Homebuyer mortgage applications have been surging for five straight weeks, thanks to pent-up demand from March and April and a coronavirus-induced desire by more consumers to find more space and escape urban apartments. Purchase mortgage volume fell 3% for the week but was a remarkable 18% higher than a year ago.
“One factor that may potentially crimp growth in the months ahead is that the release of pent-up demand from earlier this spring is clashing with the tight supply of new and existing homes on the market,” said Joel Kan, an MBA economist. “Additional housing inventory is needed to give buyers more options and to keep home prices from rising too fast.”
Applications to refinance a home loan fell 12% for the week but were 76% higher than the same week in 2019. Lenders may not be offering the best rates on refinances, simply to keep up with high volume they’re now seeing from homebuyers.
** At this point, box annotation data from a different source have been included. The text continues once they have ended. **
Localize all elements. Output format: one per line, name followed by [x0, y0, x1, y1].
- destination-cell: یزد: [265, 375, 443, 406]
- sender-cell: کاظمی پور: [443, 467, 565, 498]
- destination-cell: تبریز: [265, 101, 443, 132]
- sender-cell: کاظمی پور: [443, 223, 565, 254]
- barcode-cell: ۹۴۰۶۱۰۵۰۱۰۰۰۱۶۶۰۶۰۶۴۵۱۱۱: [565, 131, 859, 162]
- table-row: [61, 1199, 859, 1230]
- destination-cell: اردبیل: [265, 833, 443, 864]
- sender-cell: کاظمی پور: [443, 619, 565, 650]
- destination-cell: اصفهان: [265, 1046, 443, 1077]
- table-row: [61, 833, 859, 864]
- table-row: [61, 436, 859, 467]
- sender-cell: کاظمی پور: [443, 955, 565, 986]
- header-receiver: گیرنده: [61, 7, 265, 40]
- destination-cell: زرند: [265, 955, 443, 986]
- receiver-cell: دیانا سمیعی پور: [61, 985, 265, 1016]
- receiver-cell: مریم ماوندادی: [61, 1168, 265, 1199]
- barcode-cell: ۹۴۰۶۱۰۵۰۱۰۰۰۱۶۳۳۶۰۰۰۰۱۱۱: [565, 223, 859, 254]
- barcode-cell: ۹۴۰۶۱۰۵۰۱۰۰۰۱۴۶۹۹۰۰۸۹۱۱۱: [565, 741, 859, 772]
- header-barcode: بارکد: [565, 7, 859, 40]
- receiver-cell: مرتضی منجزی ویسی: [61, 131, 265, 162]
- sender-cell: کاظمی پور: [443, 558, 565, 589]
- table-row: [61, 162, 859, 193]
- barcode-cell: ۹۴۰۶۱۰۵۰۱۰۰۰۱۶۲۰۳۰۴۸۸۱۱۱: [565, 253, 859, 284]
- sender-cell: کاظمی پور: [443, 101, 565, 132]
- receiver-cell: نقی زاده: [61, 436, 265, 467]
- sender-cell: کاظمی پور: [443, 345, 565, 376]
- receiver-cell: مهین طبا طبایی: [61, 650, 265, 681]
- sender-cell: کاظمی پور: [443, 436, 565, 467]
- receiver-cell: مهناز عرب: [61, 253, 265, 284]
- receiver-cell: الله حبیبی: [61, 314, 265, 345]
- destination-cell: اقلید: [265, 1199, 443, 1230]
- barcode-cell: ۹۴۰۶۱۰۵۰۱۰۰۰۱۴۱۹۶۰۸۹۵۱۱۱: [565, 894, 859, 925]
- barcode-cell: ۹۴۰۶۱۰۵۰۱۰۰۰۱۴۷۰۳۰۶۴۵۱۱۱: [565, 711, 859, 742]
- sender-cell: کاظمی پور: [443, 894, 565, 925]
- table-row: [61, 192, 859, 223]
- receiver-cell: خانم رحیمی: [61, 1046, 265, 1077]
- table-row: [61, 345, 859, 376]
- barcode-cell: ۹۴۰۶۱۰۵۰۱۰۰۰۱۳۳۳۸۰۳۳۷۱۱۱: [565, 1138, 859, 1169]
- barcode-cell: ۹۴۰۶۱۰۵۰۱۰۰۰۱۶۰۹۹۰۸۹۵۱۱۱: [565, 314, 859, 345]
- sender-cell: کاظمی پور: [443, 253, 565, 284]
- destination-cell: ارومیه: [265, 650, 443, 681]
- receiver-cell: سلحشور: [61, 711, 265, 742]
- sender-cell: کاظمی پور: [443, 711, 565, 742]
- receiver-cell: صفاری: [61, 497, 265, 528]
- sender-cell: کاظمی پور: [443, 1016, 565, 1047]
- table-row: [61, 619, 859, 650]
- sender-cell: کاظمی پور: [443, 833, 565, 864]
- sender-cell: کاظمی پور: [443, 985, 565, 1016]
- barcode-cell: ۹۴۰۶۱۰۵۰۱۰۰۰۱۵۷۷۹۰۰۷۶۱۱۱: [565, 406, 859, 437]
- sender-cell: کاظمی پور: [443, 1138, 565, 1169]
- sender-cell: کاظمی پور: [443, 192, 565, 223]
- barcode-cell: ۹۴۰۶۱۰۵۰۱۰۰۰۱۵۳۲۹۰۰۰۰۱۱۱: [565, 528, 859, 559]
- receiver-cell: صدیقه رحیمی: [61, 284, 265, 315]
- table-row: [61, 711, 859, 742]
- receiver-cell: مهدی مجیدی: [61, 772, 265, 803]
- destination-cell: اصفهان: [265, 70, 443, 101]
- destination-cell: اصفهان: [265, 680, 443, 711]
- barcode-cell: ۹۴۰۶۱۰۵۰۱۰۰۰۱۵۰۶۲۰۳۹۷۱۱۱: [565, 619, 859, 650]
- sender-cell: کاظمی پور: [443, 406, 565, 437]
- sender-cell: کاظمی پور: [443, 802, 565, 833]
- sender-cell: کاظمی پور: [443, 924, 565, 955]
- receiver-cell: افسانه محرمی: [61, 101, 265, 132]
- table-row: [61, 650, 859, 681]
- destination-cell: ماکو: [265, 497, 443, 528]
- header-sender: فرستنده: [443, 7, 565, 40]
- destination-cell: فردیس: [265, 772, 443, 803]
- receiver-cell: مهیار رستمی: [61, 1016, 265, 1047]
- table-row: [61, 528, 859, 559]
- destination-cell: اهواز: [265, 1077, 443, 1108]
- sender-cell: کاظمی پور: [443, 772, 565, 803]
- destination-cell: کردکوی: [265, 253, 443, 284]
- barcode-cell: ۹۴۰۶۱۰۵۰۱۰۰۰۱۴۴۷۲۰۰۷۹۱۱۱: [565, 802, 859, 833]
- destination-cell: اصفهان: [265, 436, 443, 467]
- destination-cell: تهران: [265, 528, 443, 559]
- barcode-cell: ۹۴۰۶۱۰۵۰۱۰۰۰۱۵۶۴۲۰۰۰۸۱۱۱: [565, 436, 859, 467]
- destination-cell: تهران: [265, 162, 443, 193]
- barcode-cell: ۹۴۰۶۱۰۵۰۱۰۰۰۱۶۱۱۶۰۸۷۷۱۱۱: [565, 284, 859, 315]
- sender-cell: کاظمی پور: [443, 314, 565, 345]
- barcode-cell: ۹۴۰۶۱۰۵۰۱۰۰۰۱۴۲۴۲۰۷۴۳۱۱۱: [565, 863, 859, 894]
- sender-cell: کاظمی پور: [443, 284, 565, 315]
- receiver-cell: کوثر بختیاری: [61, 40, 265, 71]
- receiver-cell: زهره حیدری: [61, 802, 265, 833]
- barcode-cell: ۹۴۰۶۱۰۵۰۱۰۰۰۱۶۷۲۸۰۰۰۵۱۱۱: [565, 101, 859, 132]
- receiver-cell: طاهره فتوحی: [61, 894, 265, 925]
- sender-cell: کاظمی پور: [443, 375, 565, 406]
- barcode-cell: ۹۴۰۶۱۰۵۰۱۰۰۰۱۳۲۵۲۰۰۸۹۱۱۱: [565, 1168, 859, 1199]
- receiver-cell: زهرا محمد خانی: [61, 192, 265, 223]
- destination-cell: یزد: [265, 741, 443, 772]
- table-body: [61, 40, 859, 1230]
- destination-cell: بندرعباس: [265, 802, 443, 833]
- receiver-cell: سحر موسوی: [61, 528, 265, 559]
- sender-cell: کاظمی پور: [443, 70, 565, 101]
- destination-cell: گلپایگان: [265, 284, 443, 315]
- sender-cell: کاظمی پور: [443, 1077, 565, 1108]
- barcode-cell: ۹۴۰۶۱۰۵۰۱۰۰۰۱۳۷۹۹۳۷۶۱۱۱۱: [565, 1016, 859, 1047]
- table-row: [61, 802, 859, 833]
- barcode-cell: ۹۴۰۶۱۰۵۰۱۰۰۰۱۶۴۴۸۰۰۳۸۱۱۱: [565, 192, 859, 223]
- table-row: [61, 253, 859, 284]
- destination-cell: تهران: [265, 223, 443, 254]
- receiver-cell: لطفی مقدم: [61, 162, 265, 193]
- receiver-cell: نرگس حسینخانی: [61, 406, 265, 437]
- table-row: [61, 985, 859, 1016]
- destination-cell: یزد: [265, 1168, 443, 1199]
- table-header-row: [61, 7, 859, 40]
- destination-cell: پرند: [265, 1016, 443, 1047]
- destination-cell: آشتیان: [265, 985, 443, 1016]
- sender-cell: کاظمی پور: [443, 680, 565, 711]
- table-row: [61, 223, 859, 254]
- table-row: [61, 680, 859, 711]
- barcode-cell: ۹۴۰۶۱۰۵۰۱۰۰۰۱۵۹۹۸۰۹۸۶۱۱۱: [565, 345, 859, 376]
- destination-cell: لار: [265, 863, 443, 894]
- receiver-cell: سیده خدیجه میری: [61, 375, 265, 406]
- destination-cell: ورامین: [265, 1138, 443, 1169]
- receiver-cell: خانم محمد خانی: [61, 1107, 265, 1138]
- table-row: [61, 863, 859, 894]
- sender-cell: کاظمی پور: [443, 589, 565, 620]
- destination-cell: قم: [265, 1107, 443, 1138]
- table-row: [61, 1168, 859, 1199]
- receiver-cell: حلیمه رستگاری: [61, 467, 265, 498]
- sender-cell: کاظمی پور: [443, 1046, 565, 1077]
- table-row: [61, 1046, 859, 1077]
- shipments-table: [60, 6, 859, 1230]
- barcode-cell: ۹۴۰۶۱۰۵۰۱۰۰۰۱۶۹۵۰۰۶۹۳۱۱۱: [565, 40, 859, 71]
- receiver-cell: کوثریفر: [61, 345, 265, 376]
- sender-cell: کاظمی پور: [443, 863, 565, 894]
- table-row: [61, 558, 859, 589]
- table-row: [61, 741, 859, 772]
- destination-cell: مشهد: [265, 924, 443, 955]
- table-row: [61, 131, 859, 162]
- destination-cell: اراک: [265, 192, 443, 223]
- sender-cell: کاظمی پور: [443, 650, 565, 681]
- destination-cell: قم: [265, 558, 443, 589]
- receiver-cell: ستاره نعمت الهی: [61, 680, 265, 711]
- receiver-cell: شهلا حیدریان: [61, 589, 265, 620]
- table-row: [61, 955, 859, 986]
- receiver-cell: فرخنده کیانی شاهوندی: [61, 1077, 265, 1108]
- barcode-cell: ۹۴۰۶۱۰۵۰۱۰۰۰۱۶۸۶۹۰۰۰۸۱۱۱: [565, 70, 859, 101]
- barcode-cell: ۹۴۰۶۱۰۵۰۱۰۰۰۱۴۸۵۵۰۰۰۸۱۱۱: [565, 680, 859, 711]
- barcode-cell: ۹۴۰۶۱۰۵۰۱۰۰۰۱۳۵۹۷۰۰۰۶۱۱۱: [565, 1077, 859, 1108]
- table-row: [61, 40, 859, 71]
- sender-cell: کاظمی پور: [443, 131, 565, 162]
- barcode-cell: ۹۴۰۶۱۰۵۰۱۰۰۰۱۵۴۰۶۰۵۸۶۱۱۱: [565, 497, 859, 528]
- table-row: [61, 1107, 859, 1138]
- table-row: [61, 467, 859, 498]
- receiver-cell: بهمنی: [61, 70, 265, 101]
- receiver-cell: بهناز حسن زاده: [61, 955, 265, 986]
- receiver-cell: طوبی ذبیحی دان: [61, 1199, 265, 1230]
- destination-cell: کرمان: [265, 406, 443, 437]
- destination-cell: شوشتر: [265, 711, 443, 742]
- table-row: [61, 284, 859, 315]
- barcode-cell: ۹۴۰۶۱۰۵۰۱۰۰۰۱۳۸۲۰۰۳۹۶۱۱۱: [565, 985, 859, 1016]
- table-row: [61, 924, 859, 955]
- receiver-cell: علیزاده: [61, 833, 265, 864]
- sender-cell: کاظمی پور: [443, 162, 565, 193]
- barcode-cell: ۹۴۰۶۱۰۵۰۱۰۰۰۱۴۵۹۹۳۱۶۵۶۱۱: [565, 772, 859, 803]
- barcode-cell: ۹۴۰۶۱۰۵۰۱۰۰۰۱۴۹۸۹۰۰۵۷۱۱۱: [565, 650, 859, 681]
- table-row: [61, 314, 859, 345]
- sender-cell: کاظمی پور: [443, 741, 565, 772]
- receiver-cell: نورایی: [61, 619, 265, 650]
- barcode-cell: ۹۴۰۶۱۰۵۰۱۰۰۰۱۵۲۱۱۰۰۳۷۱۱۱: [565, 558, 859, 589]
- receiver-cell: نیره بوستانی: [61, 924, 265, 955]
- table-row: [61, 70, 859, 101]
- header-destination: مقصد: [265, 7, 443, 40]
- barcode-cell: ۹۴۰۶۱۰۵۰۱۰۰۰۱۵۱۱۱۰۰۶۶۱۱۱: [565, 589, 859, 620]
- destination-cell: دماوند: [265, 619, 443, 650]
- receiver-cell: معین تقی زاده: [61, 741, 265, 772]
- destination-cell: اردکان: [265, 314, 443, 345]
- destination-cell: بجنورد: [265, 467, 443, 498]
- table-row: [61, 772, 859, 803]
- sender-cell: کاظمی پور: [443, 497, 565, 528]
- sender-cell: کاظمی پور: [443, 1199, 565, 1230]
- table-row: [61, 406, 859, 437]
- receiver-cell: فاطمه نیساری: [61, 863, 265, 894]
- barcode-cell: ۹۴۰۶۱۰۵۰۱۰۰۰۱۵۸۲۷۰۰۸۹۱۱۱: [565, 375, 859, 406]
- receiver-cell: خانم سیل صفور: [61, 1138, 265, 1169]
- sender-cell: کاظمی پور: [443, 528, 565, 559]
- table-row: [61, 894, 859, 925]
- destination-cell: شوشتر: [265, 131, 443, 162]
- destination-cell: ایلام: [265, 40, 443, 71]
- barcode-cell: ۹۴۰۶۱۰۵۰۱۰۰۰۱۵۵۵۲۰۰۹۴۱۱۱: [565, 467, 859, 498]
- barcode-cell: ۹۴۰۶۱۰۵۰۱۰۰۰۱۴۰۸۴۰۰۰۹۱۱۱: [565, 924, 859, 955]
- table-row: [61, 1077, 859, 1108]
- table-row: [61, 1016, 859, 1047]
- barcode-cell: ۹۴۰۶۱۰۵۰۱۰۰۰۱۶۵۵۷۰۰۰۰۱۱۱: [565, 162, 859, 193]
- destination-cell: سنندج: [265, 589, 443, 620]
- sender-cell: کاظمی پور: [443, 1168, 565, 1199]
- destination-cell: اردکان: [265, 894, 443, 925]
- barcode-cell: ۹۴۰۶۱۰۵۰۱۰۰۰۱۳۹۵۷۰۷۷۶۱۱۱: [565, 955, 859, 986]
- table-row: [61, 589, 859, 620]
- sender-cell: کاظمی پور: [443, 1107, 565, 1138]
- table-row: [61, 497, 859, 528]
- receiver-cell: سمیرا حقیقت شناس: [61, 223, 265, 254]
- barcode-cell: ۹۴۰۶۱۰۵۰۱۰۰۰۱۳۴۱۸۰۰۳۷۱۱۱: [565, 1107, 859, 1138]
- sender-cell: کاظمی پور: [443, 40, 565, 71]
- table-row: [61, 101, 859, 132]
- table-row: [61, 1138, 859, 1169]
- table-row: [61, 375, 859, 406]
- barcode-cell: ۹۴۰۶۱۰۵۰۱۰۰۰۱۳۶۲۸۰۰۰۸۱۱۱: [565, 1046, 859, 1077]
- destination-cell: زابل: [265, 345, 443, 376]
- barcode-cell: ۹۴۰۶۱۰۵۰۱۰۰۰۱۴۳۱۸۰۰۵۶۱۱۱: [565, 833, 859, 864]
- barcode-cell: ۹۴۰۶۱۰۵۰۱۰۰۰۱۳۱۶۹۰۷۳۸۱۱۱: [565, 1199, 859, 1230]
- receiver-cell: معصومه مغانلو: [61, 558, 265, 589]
In addition, the difference between where rates were a year ago and where they are now is narrowing.
“Despite the decline last week, MBA still anticipates refinance originations to increase to $1.35 trillion in 2020 — the highest level since 2012,” Kan said.
The refinance share of mortgage activity decreased to 61.3% of total applications from 63.2% the previous week.
The average contract interest rate for 30-year fixed-rate mortgages with conforming loan balances of up to $510,400 or less remained unchanged at 3.30%. Points including the origination fee increased to 0.32 from 0.29 for loans with a 20% down payment.